Müjde! PKK Hakkari valisini resmen atadı..
Çok çok özür dilerim!..
Pazar günleri uzak kalmaya çalıştığım fakat hafta içi her gün yaptığım gibi kaleme aldığım satırlarla canınızı sıkacağım,keyfinizi kaçıracağım.. Çoluk-çocuk kahvaltı edip televizyonda şook magazin haberlerini seyredip çayınızı keyifli keyifli yudumlarken belki de lokmaların boğazınızda düğümlenmesine sebep olacağım..
Şahsım adına yenge hanım ve çocuklarınızdan da affımı talep ediyorum.
Ne olur, pazar sabahı elimde olmayan nedenlerden dolayı verdiğim rahatsızlık için haklarınızı helal edin..
Terör bölgesinden Ankara’ya devlet koridorlarına gelen son raporları aktarıyorum;
“Terör örgütü PKK bağımsız devlet yolunda bir adım daha attı. Terör örgütü PKK’nın paralel devlet yapılanması KCK, terör bölgesi illerinde oluşturduğu mahalle temsilcilikleri, asayiş birimleri, askerlik şubeleri, mali birimler ve sözde mahkemelerden sonra illere resmi Vali atamaya da başladı. Hakkâri eski belediye başkanlarından 1966 doğumlu, lise mezunu Kazım Kurt, KCK tarafından Hakkâri Valisi olarak atandı. KCK ana davasında 3 yıl tutuklu bulunup Şubat 2013 tarihinde tahliye edilen Kazım Kurt, PKK/KCK’nın ilk Valisi olarak atandığı için çok gururlu olduğunu her yerde anlatıyor.

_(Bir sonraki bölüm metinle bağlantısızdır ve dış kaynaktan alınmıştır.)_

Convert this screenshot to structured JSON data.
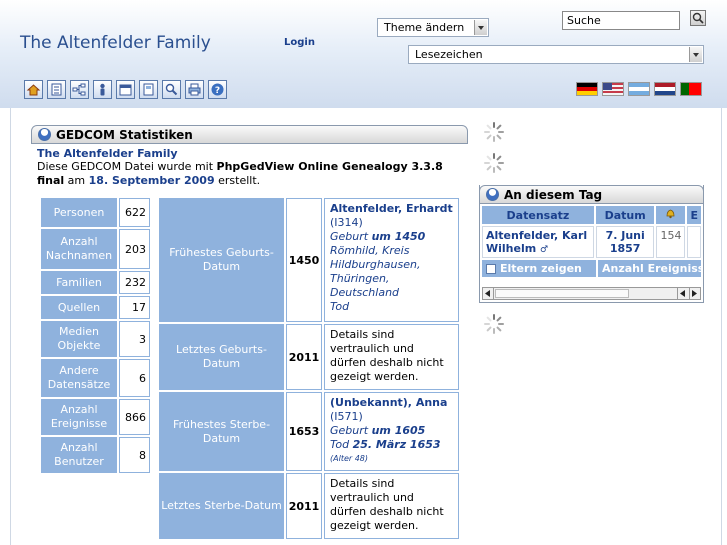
{
  "header": {
    "site_title": "The Altenfelder Family",
    "login_label": "Login",
    "theme_select": "Theme ändern",
    "bookmarks_select": "Lesezeichen",
    "search_value": "Suche"
  },
  "toolbar": {
    "icons": [
      "home-icon",
      "list-icon",
      "pedigree-icon",
      "person-icon",
      "calendar-icon",
      "report-icon",
      "search-icon",
      "print-icon",
      "help-icon"
    ]
  },
  "languages": [
    "Deutsch",
    "English",
    "Español",
    "Nederlands",
    "Português"
  ],
  "stats": {
    "block_title": "GEDCOM Statistiken",
    "family_title": "The Altenfelder Family",
    "desc_pre": "Diese GEDCOM Datei wurde mit ",
    "desc_software": "PhpGedView Online Genealogy 3.3.8 final",
    "desc_mid": " am ",
    "desc_date": "18. September 2009",
    "desc_post": " erstellt.",
    "counts": [
      {
        "label": "Personen",
        "value": "622"
      },
      {
        "label": "Anzahl Nachnamen",
        "value": "203"
      },
      {
        "label": "Familien",
        "value": "232"
      },
      {
        "label": "Quellen",
        "value": "17"
      },
      {
        "label": "Medien Objekte",
        "value": "3"
      },
      {
        "label": "Andere Datensätze",
        "value": "6"
      },
      {
        "label": "Anzahl Ereignisse",
        "value": "866"
      },
      {
        "label": "Anzahl Benutzer",
        "value": "8"
      }
    ],
    "dates": [
      {
        "label": "Frühestes Geburts-Datum",
        "year": "1450",
        "name": "Altenfelder, Erhardt",
        "id": "(I314)",
        "line1_pre": "Geburt",
        "line1_bold": "um 1450",
        "place": "Römhild, Kreis Hildburghausen, Thüringen, Deutschland",
        "line2": "Tod"
      },
      {
        "label": "Letztes Geburts-Datum",
        "year": "2011",
        "private": "Details sind vertraulich und dürfen deshalb nicht gezeigt werden."
      },
      {
        "label": "Frühestes Sterbe-Datum",
        "year": "1653",
        "name": "(Unbekannt), Anna",
        "id": "(I571)",
        "line1_pre": "Geburt",
        "line1_bold": "um 1605",
        "line2_pre": "Tod",
        "line2_bold": "25. März 1653",
        "age": "(Alter 48)"
      },
      {
        "label": "Letztes Sterbe-Datum",
        "year": "2011",
        "private": "Details sind vertraulich und dürfen deshalb nicht gezeigt werden."
      }
    ]
  },
  "today": {
    "block_title": "An diesem Tag",
    "col_record": "Datensatz",
    "col_date": "Datum",
    "col_e": "E",
    "row_name": "Altenfelder, Karl Wilhelm",
    "row_gender": "♂",
    "row_date": "7. Juni 1857",
    "row_num": "154",
    "footer_parents": "Eltern zeigen",
    "footer_count": "Anzahl Ereignisse"
  }
}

Kazım Kurt, ilk olarak halka artık sorunları ve ihtiyaçları için Türkiye Cumhuriyeti’nin valisine değil, kendilerine gelinmesini söylüyor. Halkın içinde olmaya çalıştıklarını, halkın kendilerine emanet olduğunu, bu bölgede artık Kürt halkının kendi kendisini idare edebileceğini gittiği her yerde dile getiriyor.
PKK/KCK’nın sırayla Diyarbakır, Şırnak ve Van başta olmak üzere tüm doğu illerine Vali ve Kaymakam atamalarına devam edecek..”

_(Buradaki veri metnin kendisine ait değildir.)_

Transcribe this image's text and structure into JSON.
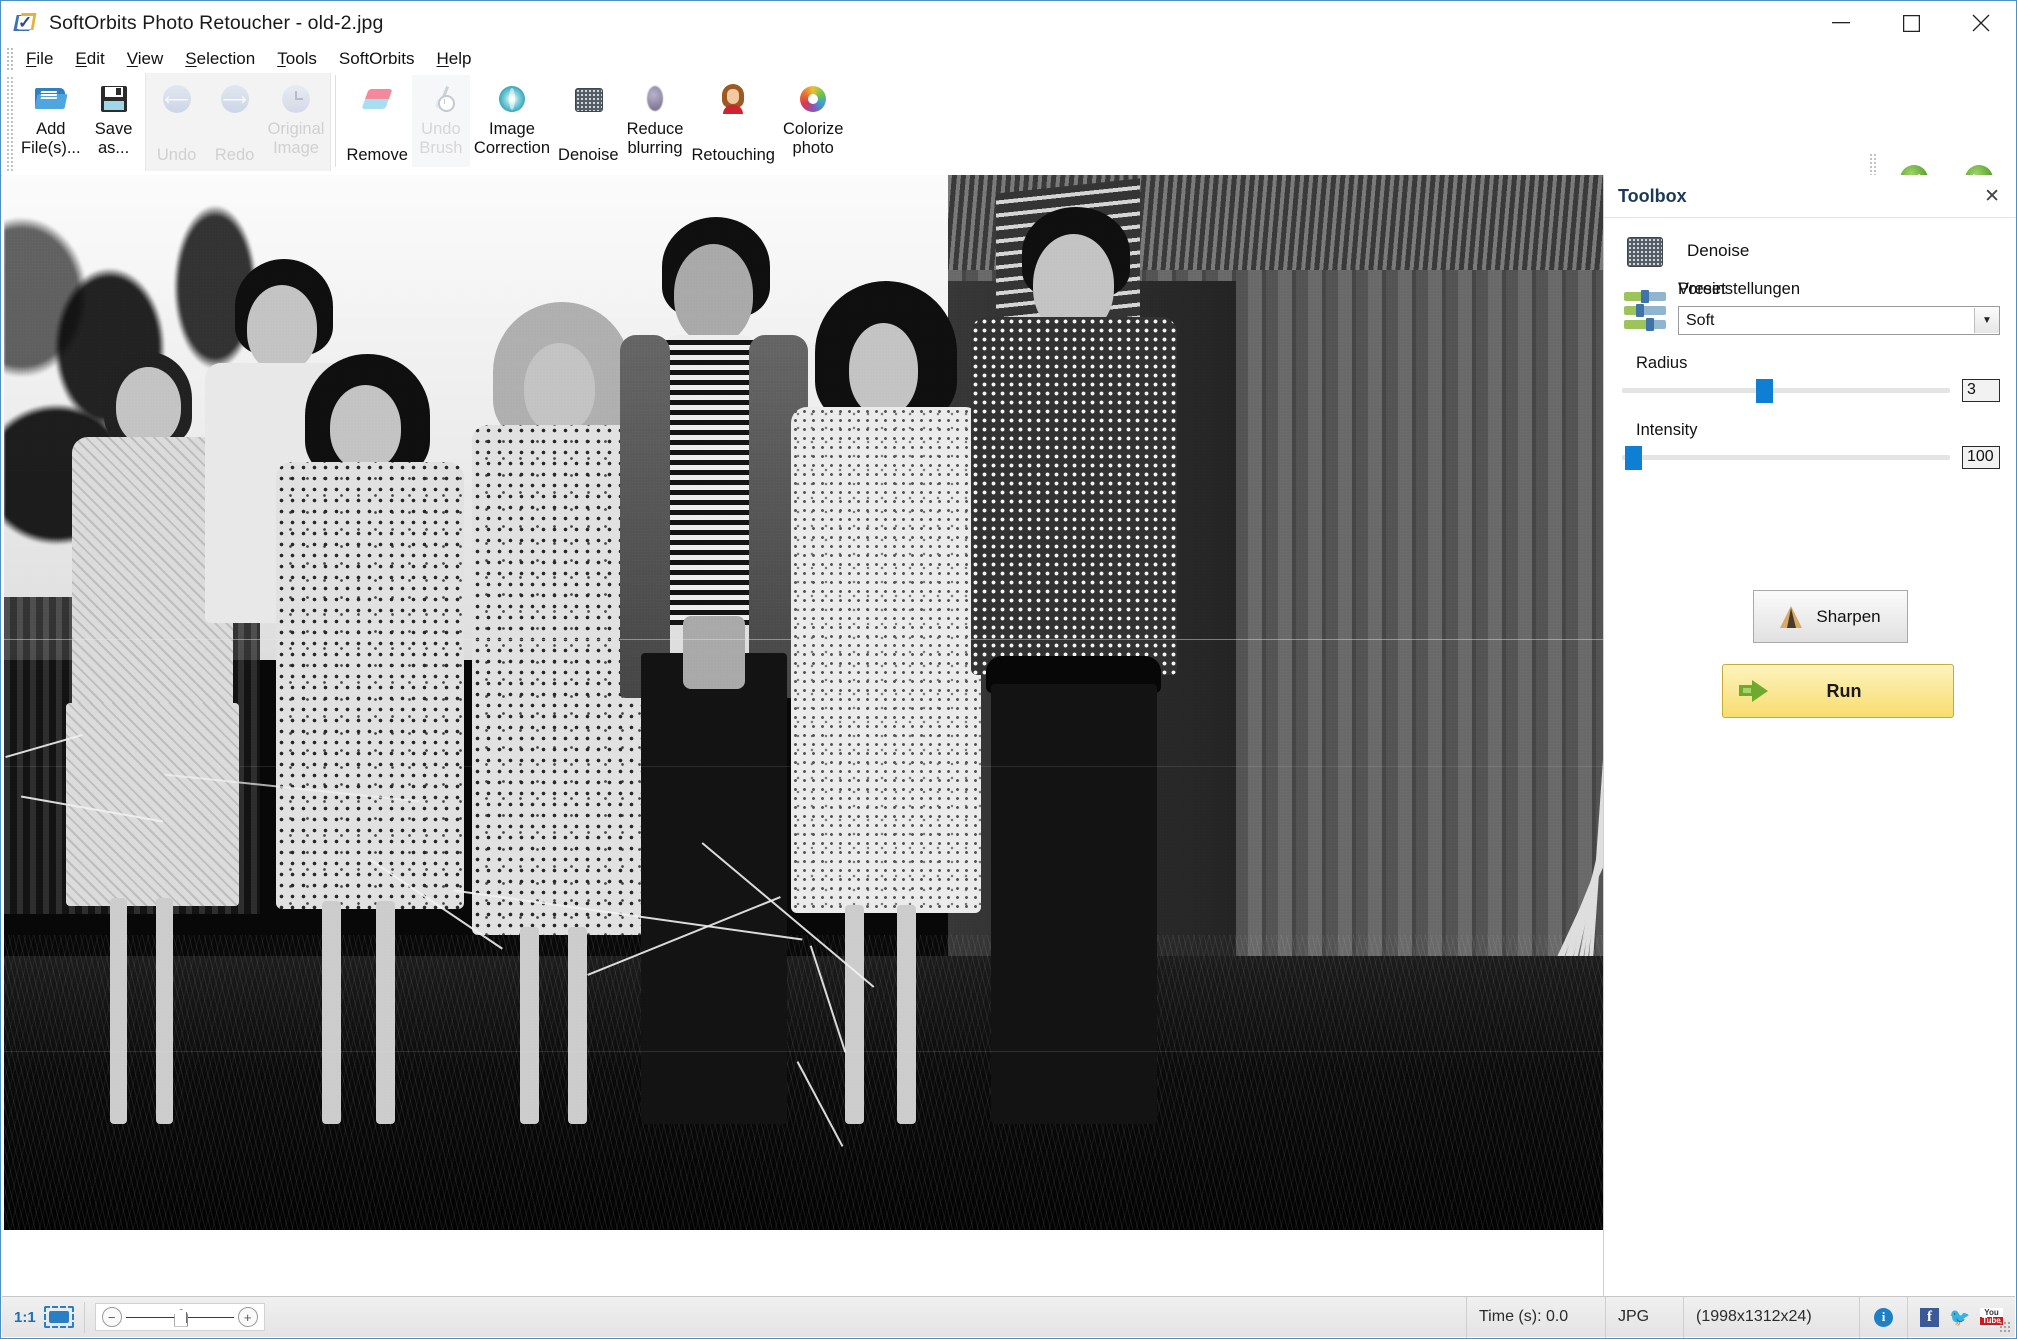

İstihbarat raporuna çok ilginç bir not da düşülmüş;
“Bu gelişmeler PKK içerisinde de koltuk çekişmelerine neden oldu.”
Dahası var;
Bölgede “vergi” adı altında haraç toplayan PKK işi daha da ileri götürdü ve kaynaklarını çoğalttı. Terör örgütünün unsurları yollarda yaptıkları araç kontrolleri sırasında motorlu taşıt vergisi tahsilatına da başladı. Araçlar durduruluyor “MTV vergisi” isteniyor. İtiraz etmeye kalkanlar ise “ulan TC’ye yılda iki defa ödüyorsunuz sesiniz çıkmıyor da bize mi ödemeyeceksiniz” diye azarlanıp bir güzel tartaklanıyor.

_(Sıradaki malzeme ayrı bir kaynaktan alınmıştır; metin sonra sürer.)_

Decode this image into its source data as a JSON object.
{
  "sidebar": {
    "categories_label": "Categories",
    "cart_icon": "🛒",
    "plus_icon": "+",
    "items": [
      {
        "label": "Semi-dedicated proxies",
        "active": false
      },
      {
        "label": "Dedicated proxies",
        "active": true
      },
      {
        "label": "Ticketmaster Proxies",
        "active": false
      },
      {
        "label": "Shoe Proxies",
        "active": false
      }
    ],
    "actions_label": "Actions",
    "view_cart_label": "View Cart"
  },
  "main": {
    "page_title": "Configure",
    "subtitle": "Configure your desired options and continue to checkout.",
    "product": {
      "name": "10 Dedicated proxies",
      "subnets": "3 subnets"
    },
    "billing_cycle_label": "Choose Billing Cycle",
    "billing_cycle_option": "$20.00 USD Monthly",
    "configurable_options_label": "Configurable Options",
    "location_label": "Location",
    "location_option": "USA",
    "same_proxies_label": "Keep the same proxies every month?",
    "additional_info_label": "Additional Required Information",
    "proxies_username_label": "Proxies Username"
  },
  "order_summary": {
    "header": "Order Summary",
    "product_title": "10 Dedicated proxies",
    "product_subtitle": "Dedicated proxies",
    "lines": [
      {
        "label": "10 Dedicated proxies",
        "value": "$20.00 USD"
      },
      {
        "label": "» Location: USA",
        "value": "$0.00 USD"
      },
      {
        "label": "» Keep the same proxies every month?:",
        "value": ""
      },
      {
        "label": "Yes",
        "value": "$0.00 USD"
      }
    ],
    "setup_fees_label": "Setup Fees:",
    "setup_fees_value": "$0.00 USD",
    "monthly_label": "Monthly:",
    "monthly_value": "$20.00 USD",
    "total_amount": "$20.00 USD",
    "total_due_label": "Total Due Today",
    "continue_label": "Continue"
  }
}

Peki terör örgütü resmi Vali atamalarını yaparken bizim sözde Valiler ne yapıyor?
Göbek atıyor..
İnanamadınız değil mi?..
Bende ilk duyduğum da şüphe ile karşılamıştım. 24 Kasım öğretmenler gününün ardından Şırnak’tan arayan bir güvenlik görevlisinin şu anlattıklarına;
“Tarih 22 Kasım Cuma. Yer Şırnak’taki Şehri Nuh Oteli... Öğretmenler Günü nedeniyle bir resepsiyon var. Resepsiyonun ağır konukları Şırnak Valisi Hasan İpek.. Emniyet Müdürü ve Jandarma Komutanı resepsiyonda doğal olarak yok. Çünkü dışarıda kıyamet kopuyor. Emniyet müdürü polisinin, jandarma komutanı askerinin başında...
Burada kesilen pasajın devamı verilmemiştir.